Intersection points for pairs of small circles
[newlat,newlon] = scxsc(lat1,lon1,range1,lat2,lon2,range2)
[newlat,newlon] = scxsc(lat1,lon1,range1,lat2,lon2,range2) returns in newlat and newlon the locations of the points of intersection of two small circles in small circle notation. For example, the first small circle in a pair would be centered on the point (lat1,lon1) with a radius of range1 (in angle units). The inputs must be column vectors. If the circles do not intersect, or are identical, two NaNs are returned and a warning is displayed. If the two circles are tangent, the single intersection point is returned twice.
For any pair of small circles, there are four possible intersection conditions: the circles are identical, they do not intersect, they are tangent to each other and hence they intersect once, or they intersect twice.
Small circle notation consists of a center point and a radius in units of angular arc length.
Given a small circle centered at (10ºS,170ºW) with a radius of 20º (~1200 nautical miles), where does it intersect with a small circle centered at (3ºN, 179ºE), with a radius of 15º (~900 nautical miles)?
[newlat,newlong] = scxsc(-10,-170,20,3,179,15) newlat = -8.8368 9.8526 newlong = 169.7578 -167.5637
Note that in this example, the two small circles cross the date line.

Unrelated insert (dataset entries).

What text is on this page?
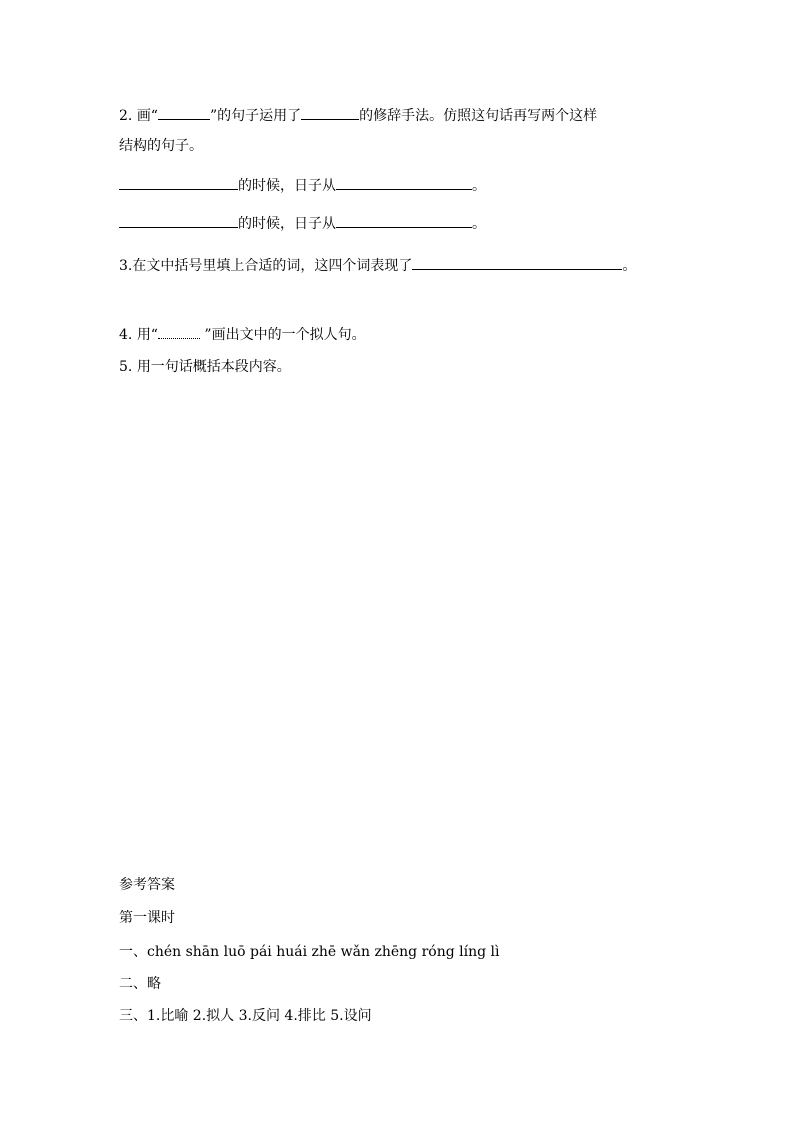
2. 画“	”的句子运用了	的修辞手法。仿照这句话再写两个这样
结构的句子。
的时候，日子从	。
的时候，日子从	。
3.在文中括号里填上合适的词，这四个词表现了	。
4. 用“	”画出文中的一个拟人句。
5. 用一句话概括本段内容。
参考答案
第一课时
一、chén shān luō pái huái zhē wǎn zhēng róng líng lì
二、略
三、1.比喻 2.拟人 3.反问 4.排比 5.设问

Great circles are a subset of small circles—a great circle is just a small circle with a radius of 90º. This provides two methods of notation for defining great circles. Great circle notation consists of a point on the circle and an azimuth at that point. Small circle notation for a great circle consists of a center point and a radius of 90º (or its equivalent in radians).